Sunday, October 23, 2016

Youngsters Coping With Trauma


     Last week I was able to attend the Charleston Child Trauma Conference in South Carolina. The sessions focused on supporting children and teens who have been victimized by different forms of neglect or abuse. Although this is a difficult topic to consider, the mental health profession is recognizing the immediate and long-term risks faced by young people who have been mistreated. 
     We cannot erase the overwhelming situations that impact a portion of youth in our society. We can recognize the impact of mistreatment and work to help them cope with the stressors they face.  
     Dr. Karen Horney wrote about children adjusting to significant stress in their lives in her 1945 book, Our Inner Conflicts.
"...the child gropes for ways to keep going, ways to cope with this menacing world. Despite his own weakness and fears he unconsiously shapes his tactics to meet the particular forces operating in his environment. In doing so, he develops not only ad hoc strategies but lasting character trends which become part of his personality...At first a rather chaotic picture may present itself, but out of it in time three main lines crystallize: a child can move toward people, against them, or away from them...In each of these three attitudes, one of the elements involved in basic anxiety is overemphasized: helplessness in the first, hostility in the second, and isolation in the third." 
      


    Dr. Horney recognized that children tend to develop a strategy to deal with their sense of being alone and overwhelmed in a dangerous world. This is most pronounced for children who have been victimized. She went on to explain that children who present as helpless try to make connections to gain support and move toward people. Children who are hostile move against people because they lack trust in others and look to fight so that they can feel stronger and protect themselves.

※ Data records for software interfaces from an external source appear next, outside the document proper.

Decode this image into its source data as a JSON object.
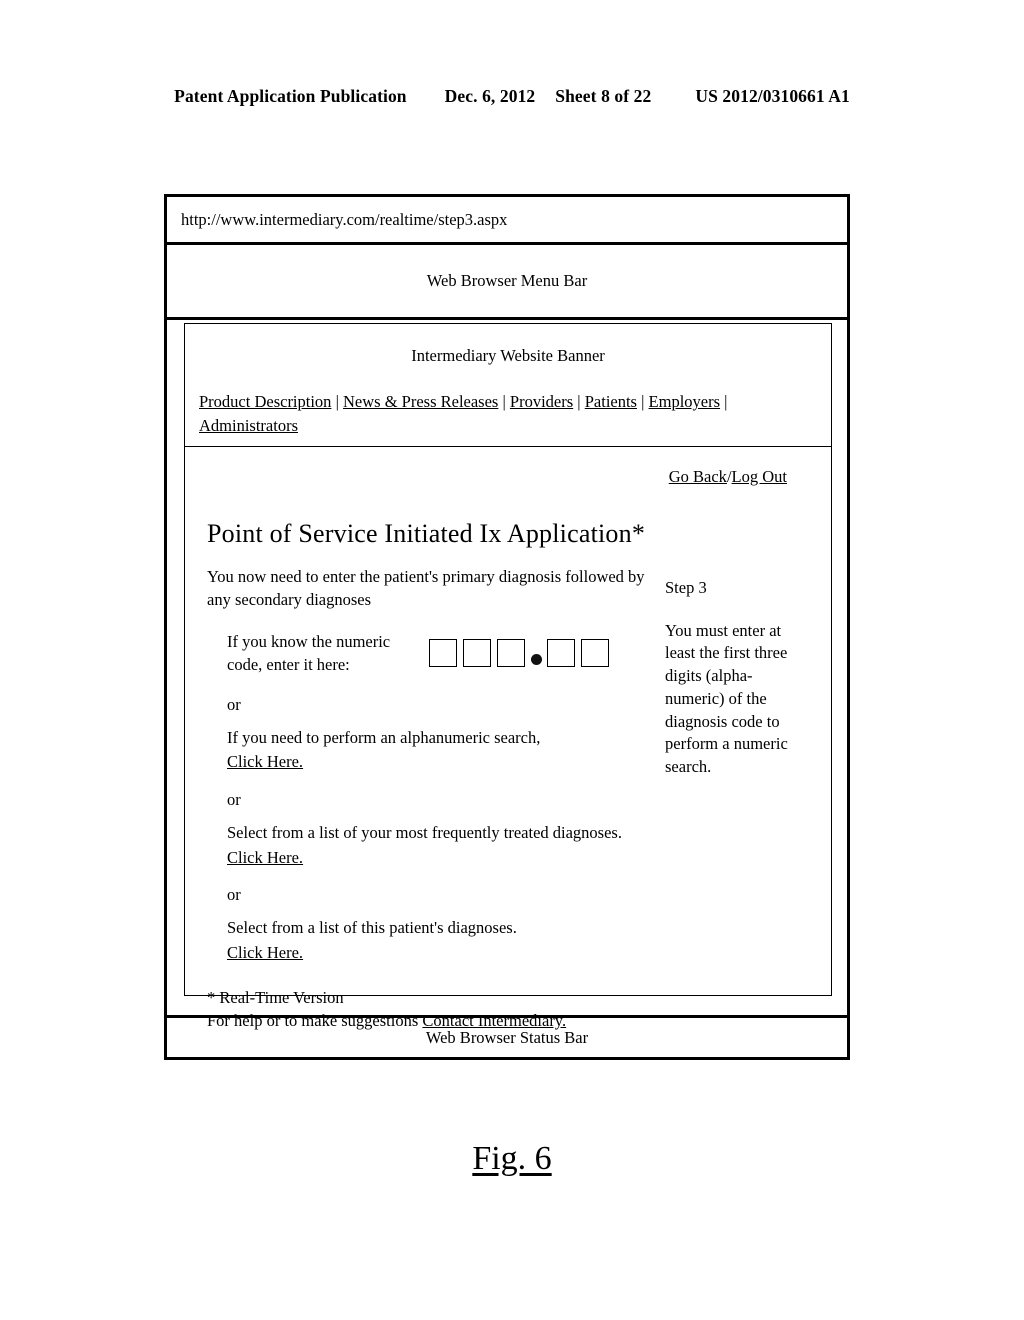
{
  "patent_header": {
    "publication": "Patent Application Publication",
    "date": "Dec. 6, 2012",
    "sheet": "Sheet 8 of 22",
    "number": "US 2012/0310661 A1"
  },
  "browser": {
    "url": "http://www.intermediary.com/realtime/step3.aspx",
    "menu_bar_label": "Web Browser Menu Bar",
    "status_bar_label": "Web Browser Status Bar"
  },
  "site": {
    "banner_title": "Intermediary Website Banner",
    "nav_items": [
      "Product Description",
      "News & Press Releases",
      "Providers",
      "Patients",
      "Employers",
      "Administrators"
    ],
    "nav_separator": "|",
    "toolbar": {
      "go_back": "Go Back",
      "separator": "/",
      "log_out": "Log Out"
    }
  },
  "app": {
    "title": "Point of Service Initiated Ix Application*",
    "lead_text": "You now need to enter the patient's primary diagnosis followed by any secondary diagnoses",
    "numeric_entry": {
      "label": "If you know the numeric code, enter it here:",
      "boxes_before_dot": 3,
      "boxes_after_dot": 2,
      "box_values": [
        "",
        "",
        "",
        "",
        ""
      ],
      "decimal_point": "."
    },
    "or_label": "or",
    "options": [
      {
        "text": "If you need to perform an alphanumeric search,",
        "link": "Click Here."
      },
      {
        "text": "Select from a list of your most frequently treated diagnoses.",
        "link": "Click Here."
      },
      {
        "text": "Select from a list of this patient's diagnoses.",
        "link": "Click Here."
      }
    ],
    "footnote": "* Real-Time Version",
    "help_text": "For help or to make suggestions",
    "help_link": "Contact Intermediary."
  },
  "sidebar": {
    "step_label": "Step 3",
    "instruction": "You must enter at least the first three digits (alpha-numeric) of the diagnosis code to perform a numeric search."
  },
  "figure": {
    "caption": "Fig. 6"
  }
}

Children who isolate themselves move away from connections with others because they feel misunderstood and do not make the effort to connect or fight.       We have all encountered children and teens who predominantly behave with one of these three attitudes that were described over 70 years ago by Dr. Horney. We are sometimes quick to think these children are simply misbehaving. We can describe them as needy and clingy; oppositional and rebellious; or aloof and conceited.
     It is rare that we will know the personal histories (especially the traumatic histories) of the young people who we coach, teach, supervise or otherwise encounter in our daily lives. We should take the time to consider that the youngsters we find challenging might be doing the best they can to cope with stressors many of us could never imagine. Youngsters often need our kindness and understanding more than they need our criticism.

The quote above is from Our Inner Conflict: A Constructive Theory of Neurosis pp.42-43 by Karen Horney; 1945 by W.W. Norton & Company, Inc.